Star Tribune photo by Brendan Sullivan
Courtney Love was one of us. She really was. She kept reminding her fans of that during her late-night concert Friday at First Avenue.
After giving shout-outs to the CC Club and Grain Belt beer, Love talked about living in Minneapolis for three years ('87-'89) where she had an alter ego named Cricket Nordstrom from "E-dean-a." (Good memory, bad pronunciation, Courtney.) Oh, she went on and on, about writing songs here, hanging out at First Avenue and "pretty much losing my virginity" in the backroom of the famous rock club in which she was now performing.

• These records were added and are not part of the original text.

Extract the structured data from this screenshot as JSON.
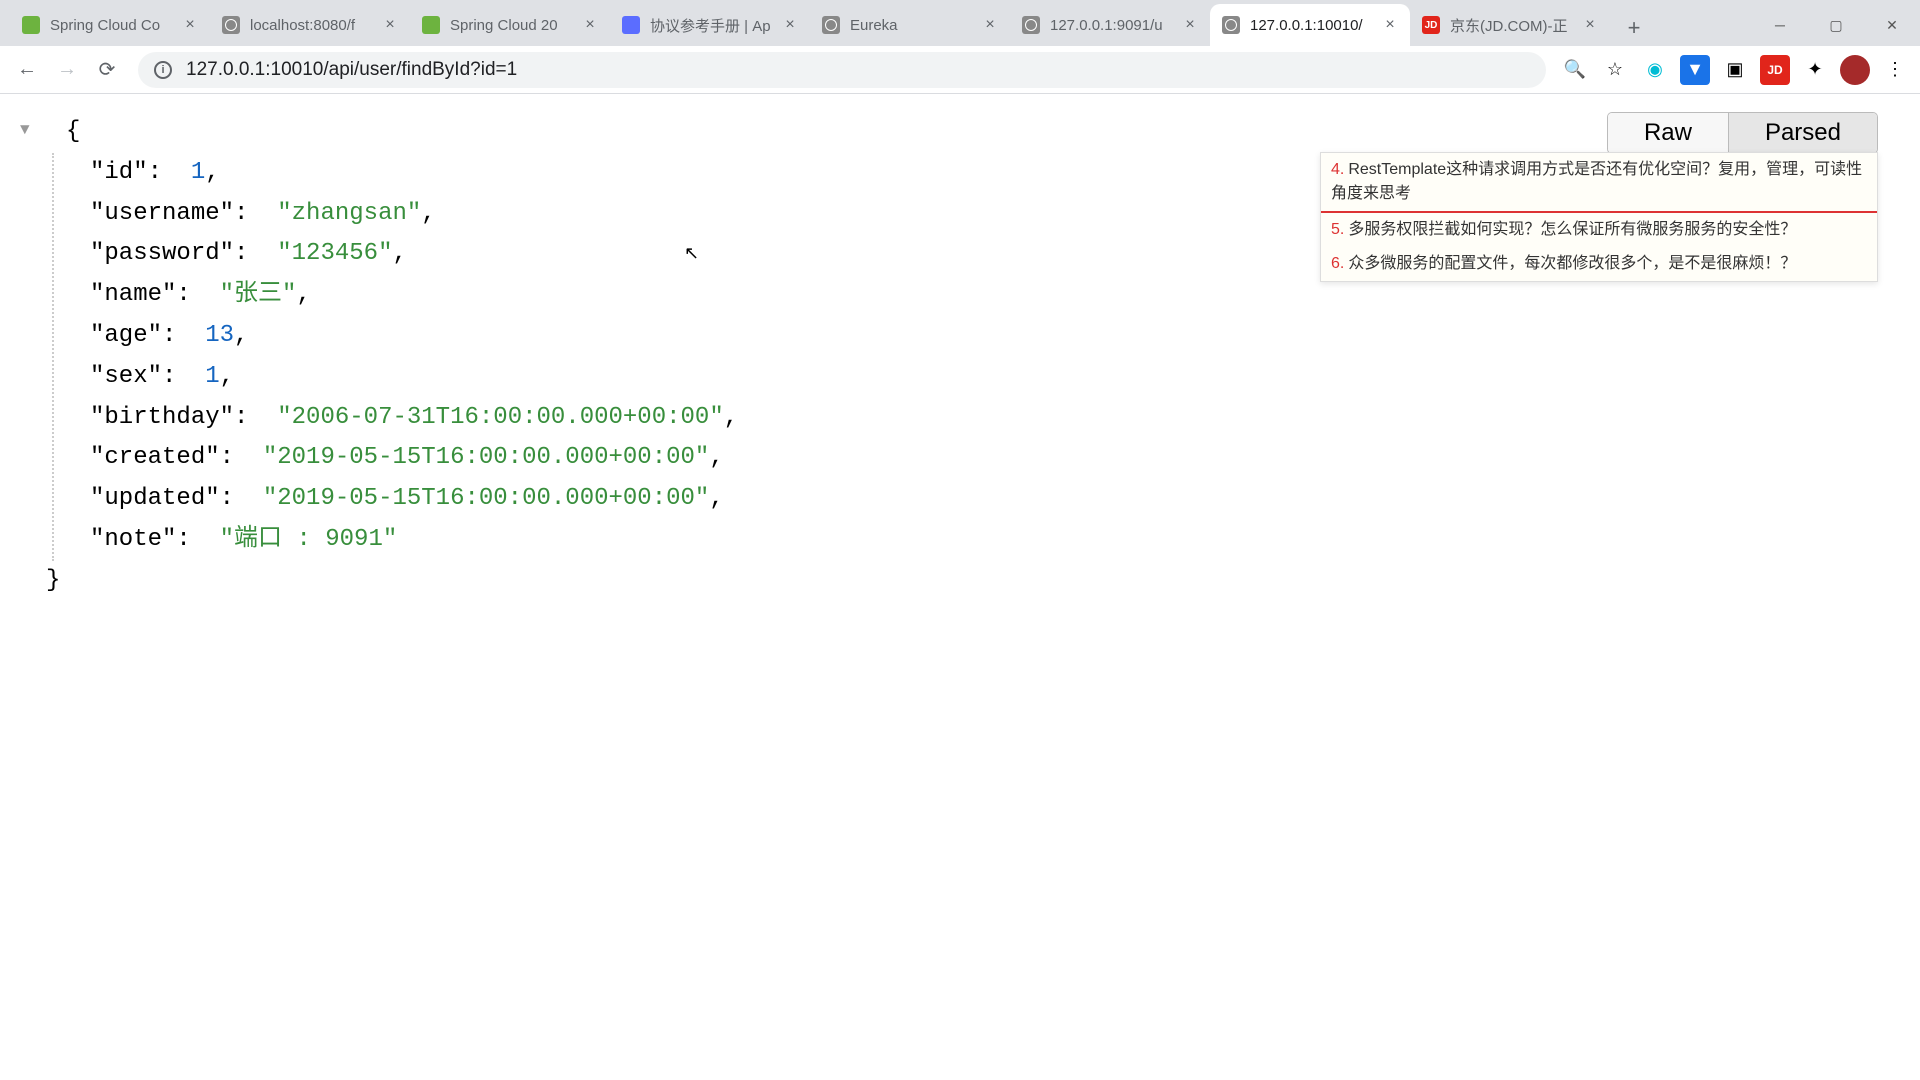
{
  "tabs": [
    {
      "label": "Spring Cloud Co",
      "favtype": "spring"
    },
    {
      "label": "localhost:8080/f",
      "favtype": "globe"
    },
    {
      "label": "Spring Cloud 20",
      "favtype": "spring"
    },
    {
      "label": "协议参考手册 | Ap",
      "favtype": "doc"
    },
    {
      "label": "Eureka",
      "favtype": "globe"
    },
    {
      "label": "127.0.0.1:9091/u",
      "favtype": "globe"
    },
    {
      "label": "127.0.0.1:10010/",
      "favtype": "globe",
      "active": true
    },
    {
      "label": "京东(JD.COM)-正",
      "favtype": "jd"
    }
  ],
  "url": "127.0.0.1:10010/api/user/findById?id=1",
  "view_toggle": {
    "raw": "Raw",
    "parsed": "Parsed"
  },
  "json": {
    "id_key": "\"id\"",
    "id_val": "1",
    "username_key": "\"username\"",
    "username_val": "\"zhangsan\"",
    "password_key": "\"password\"",
    "password_val": "\"123456\"",
    "name_key": "\"name\"",
    "name_val": "\"张三\"",
    "age_key": "\"age\"",
    "age_val": "13",
    "sex_key": "\"sex\"",
    "sex_val": "1",
    "birthday_key": "\"birthday\"",
    "birthday_val": "\"2006-07-31T16:00:00.000+00:00\"",
    "created_key": "\"created\"",
    "created_val": "\"2019-05-15T16:00:00.000+00:00\"",
    "updated_key": "\"updated\"",
    "updated_val": "\"2019-05-15T16:00:00.000+00:00\"",
    "note_key": "\"note\"",
    "note_val": "\"端口 : 9091\""
  },
  "notes": [
    {
      "n": "4.",
      "text": "RestTemplate这种请求调用方式是否还有优化空间？复用，管理，可读性角度来思考"
    },
    {
      "n": "5.",
      "text": "多服务权限拦截如何实现？怎么保证所有微服务服务的安全性？"
    },
    {
      "n": "6.",
      "text": "众多微服务的配置文件，每次都修改很多个，是不是很麻烦！？"
    }
  ]
}
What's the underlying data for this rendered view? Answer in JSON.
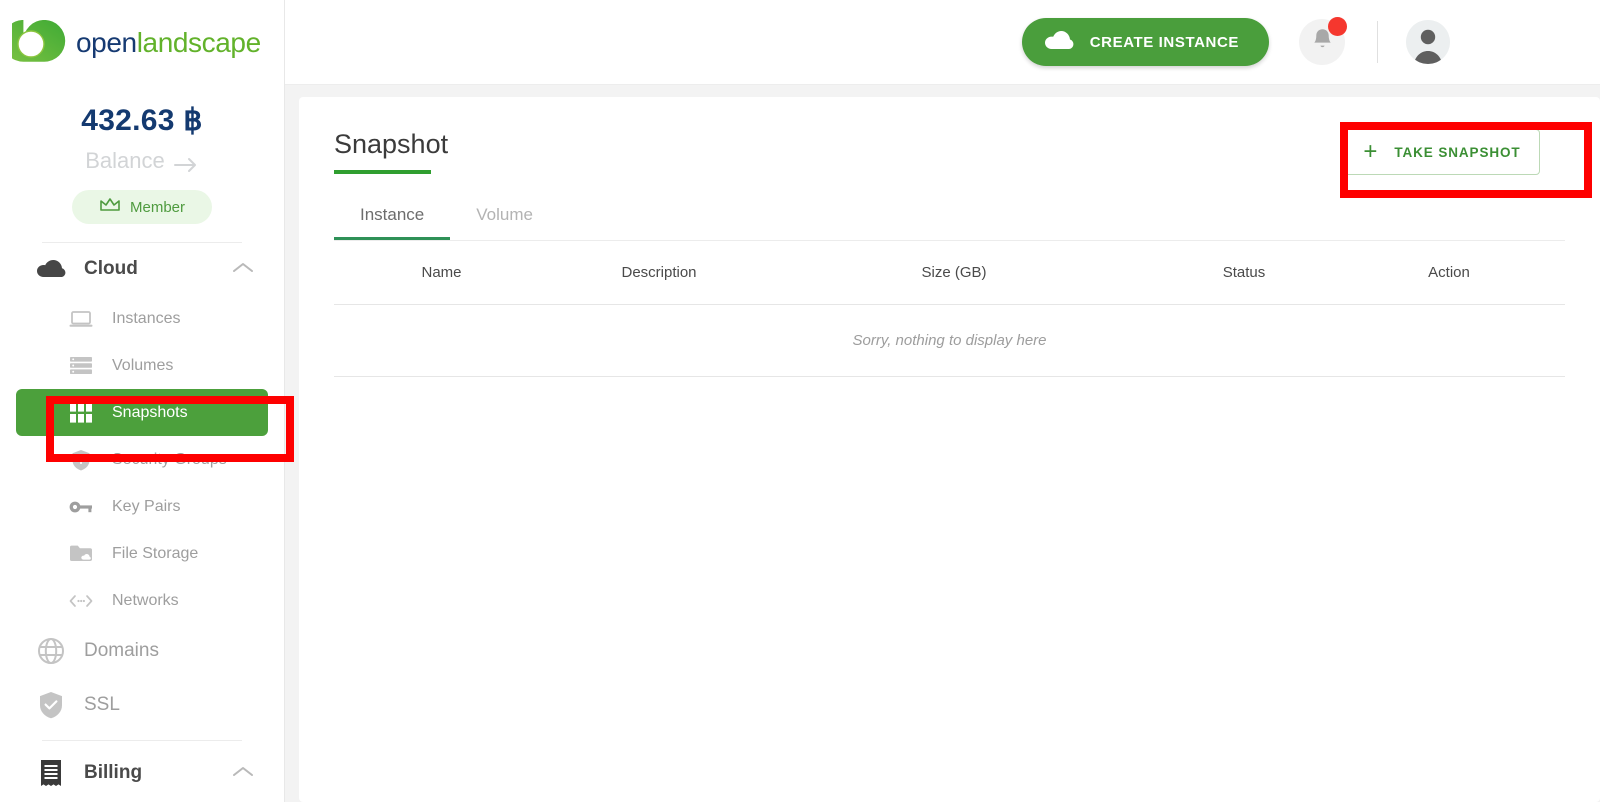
{
  "brand": {
    "logo_open": "open",
    "logo_landscape": "landscape",
    "logo_mark_icon": "leaf-drop-icon",
    "accent_green": "#4ca03c",
    "header_green": "#4a9e3c",
    "navy": "#143a70",
    "highlight_red": "#fe0000"
  },
  "sidebar": {
    "balance": {
      "amount": "432.63 ฿",
      "link_label": "Balance",
      "arrow_icon": "arrow-right-icon",
      "badge_label": "Member",
      "badge_icon": "crown-icon"
    },
    "groups": [
      {
        "label": "Cloud",
        "icon": "cloud-icon",
        "chevron_icon": "chevron-up-icon",
        "expanded": true,
        "items": [
          {
            "label": "Instances",
            "icon": "laptop-icon",
            "active": false
          },
          {
            "label": "Volumes",
            "icon": "server-stack-icon",
            "active": false
          },
          {
            "label": "Snapshots",
            "icon": "grid-icon",
            "active": true
          },
          {
            "label": "Security Groups",
            "icon": "shield-icon",
            "active": false
          },
          {
            "label": "Key Pairs",
            "icon": "key-icon",
            "active": false
          },
          {
            "label": "File Storage",
            "icon": "folder-cloud-icon",
            "active": false
          },
          {
            "label": "Networks",
            "icon": "network-icon",
            "active": false
          }
        ]
      }
    ],
    "top_links": [
      {
        "label": "Domains",
        "icon": "globe-icon"
      },
      {
        "label": "SSL",
        "icon": "shield-check-icon"
      }
    ],
    "billing": {
      "label": "Billing",
      "icon": "receipt-icon",
      "chevron_icon": "chevron-up-icon"
    }
  },
  "topbar": {
    "create_instance_label": "CREATE INSTANCE",
    "create_instance_icon": "cloud-icon",
    "bell_icon": "bell-icon",
    "has_notification": true,
    "avatar_icon": "user-avatar-icon"
  },
  "page": {
    "title": "Snapshot",
    "take_snapshot_label": "TAKE SNAPSHOT",
    "take_snapshot_icon": "plus-icon",
    "tabs": [
      {
        "label": "Instance",
        "active": true
      },
      {
        "label": "Volume",
        "active": false
      }
    ],
    "table": {
      "columns": [
        "Name",
        "Description",
        "Size (GB)",
        "Status",
        "Action"
      ],
      "rows": [],
      "empty_message": "Sorry, nothing to display here"
    }
  }
}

All this yakking wasn't one of Love's infamous meltdowns. In fact, she was remarkably coherent, aware and even funny, at times. And her performance was better than expected, especially considering the reviews of her mostly erratic comeback tour, which included an infamous three-hour debacle in Washington D.C. last month that was read about round the world. However, at First Ave, she was sometimes fierce, mostly focused and generally punkishly professional.
In short, it was a treat, not a trainwreck.
Working with four new hired guns in the latest incarnation of her on-again, off-again band Hole, Love needed two recorded songs to welcome her – the "dearly beloved" beginning of Prince's "Let's Go Crazy" and a taste of Ravel's Bolero. Finally taking the stage shortly before 1 a.m. (about 80 minutes after the warmup act finished), she opened with a snippet of Hole's "Pretty on the Inside" ("I believe this riff was written six blocks from here, or maybe it was at Goofy's before they outlawed stripping") and then did a truncated version of the Rolling Stones' "Sympathy for the Devil."
Just when you might have sensed a disaster like the D.C. show in which she never played a song in its entirety, Love, 46, shifted into professional punk mode. The next 75 minutes were up and down, more because of the quality of the songs than the performances. She tore it up on "Skinny Little Bitch," from Hole's new disc "Nobody's Daughter," and "Violet," a classic from the group's celebrated 1994 album "Live Through This."